Anche il tono è mutevole. Se l’intimità dell’ambiente domestico concede al protagonista alcuni ricordi sul filo dell’ironia (“Una cucina monoblocco bianca, gracile, ricavata da un neonato frassino, la cappa in acciaio inox, il frigorifero incassato, e accanto a esso, un forno a microonde, che strideva con quanto avevo sempre sentito fin da bambino: noi siamo contrari al microonde”, p. 45), più spesso gli impone ragionamenti dolorosi (“Mi sono sdraiato con indosso il giaccone, il copriletto a fiori, rose rosse dai petali così grandi da contenere un bambino. Il materasso ha risucchiato il mio corpo nel centro, ho tradito tutte le aspettativa dei miei genitori, non sono stato il figlio che si aspettavano potessi diventare”, p. 46).
Una medesima mobilità, una medesima irrequietezza si ritrovano nelle immagini, dove si alternano (o coabitano) senza requie interni ed esterni, luci e ombre, paesaggi naturali e costruzioni umane, rigogliosità e desolazione, presente e passato. Ogni fotografia è la tappa di una ricerca, inesausta, che inevitabilmente rimanda a quella del protagonista del racconto.
Quale desiderio accomuna dunque il testo narrativo e la sequenza fotografica?
Lo scopriamo nelle pagine finali: “Sono alla ricerca di qualcosa che mi parli di morte, di un fossile di me, devo rassegnarmi, tutt’intorno è vita, anche i campi addormentati di gennaio, per quanto allusivi, sono la vita. […] Mi sono aggrappato alla memoria per accogliere tutto dentro questo corpo, che avviene e archivia segni dissolventi, l’esperienza suggerisce il futuro di cui mi interessa molto poco. Non è desiderio totale del mondo, necessità di abbracciare la vita, anzi, è il contrario, voglio scomparire in essa”, pp. 149-150.

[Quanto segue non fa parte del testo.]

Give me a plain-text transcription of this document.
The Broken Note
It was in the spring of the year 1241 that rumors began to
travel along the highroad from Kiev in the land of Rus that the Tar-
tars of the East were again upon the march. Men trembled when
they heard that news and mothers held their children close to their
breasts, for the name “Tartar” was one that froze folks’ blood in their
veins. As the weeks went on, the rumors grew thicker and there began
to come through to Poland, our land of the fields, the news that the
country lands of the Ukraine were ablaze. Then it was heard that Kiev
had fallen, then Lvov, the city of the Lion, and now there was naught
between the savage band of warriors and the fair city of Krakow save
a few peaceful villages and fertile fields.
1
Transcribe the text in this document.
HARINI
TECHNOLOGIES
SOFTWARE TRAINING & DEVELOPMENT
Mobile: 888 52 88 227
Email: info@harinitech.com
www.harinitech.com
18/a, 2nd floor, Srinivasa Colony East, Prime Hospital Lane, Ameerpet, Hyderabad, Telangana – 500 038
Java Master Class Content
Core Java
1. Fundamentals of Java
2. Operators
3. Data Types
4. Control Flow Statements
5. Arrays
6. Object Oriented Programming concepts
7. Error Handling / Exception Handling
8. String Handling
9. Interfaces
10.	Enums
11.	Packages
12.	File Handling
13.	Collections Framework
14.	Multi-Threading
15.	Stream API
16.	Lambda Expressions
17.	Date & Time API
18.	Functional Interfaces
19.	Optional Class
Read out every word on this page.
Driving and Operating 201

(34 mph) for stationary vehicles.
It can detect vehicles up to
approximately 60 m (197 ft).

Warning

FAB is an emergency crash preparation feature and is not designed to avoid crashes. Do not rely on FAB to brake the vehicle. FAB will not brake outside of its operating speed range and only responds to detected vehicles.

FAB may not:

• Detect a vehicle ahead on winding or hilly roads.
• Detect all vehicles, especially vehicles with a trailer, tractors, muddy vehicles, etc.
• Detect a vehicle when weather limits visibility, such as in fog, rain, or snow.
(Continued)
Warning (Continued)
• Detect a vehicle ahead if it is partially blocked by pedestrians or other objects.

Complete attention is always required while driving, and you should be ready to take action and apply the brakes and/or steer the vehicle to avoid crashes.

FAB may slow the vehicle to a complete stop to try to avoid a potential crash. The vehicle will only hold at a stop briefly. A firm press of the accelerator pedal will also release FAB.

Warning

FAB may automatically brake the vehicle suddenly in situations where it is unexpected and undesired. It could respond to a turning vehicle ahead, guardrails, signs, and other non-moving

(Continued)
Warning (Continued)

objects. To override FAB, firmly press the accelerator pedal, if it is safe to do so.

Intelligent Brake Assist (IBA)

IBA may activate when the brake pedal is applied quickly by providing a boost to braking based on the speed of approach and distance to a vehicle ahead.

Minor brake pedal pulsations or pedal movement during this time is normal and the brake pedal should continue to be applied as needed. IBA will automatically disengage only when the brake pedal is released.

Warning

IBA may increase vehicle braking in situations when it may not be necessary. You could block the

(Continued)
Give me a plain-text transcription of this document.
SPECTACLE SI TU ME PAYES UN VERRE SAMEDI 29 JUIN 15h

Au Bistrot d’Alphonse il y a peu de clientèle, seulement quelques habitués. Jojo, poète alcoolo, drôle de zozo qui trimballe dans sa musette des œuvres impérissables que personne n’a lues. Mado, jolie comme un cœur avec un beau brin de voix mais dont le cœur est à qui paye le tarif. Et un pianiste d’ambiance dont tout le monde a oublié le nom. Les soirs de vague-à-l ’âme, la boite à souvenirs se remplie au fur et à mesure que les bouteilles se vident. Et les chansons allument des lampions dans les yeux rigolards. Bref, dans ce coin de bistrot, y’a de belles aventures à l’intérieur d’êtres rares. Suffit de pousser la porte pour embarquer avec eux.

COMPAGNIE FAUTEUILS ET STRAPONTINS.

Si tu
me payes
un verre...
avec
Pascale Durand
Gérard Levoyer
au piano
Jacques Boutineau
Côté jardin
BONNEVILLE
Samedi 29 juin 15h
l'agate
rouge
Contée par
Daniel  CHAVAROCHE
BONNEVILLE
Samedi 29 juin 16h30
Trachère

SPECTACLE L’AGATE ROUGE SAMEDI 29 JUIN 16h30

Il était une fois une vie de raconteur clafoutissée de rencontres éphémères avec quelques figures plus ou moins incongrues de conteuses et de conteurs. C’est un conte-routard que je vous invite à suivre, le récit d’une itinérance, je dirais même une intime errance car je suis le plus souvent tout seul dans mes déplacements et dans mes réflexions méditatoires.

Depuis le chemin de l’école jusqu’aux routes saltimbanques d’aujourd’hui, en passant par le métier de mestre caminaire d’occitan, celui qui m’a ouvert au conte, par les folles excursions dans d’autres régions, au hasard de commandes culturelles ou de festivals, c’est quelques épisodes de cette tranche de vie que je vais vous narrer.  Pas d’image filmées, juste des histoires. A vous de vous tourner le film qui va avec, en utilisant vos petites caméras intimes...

Allora la ricerca non era ricerca di un approdo in qualche punto dello spazio o del tempo, ma di un’uscita. E le immagini (anch’esse corpi) erano così sature di energia solo perché dall’energia volevano liberarsi, non alenando a dinamismi ulteriori bensì alla fissità, quella fissità ben espressa dalla statua leonina posta non a caso al termine della narrazione.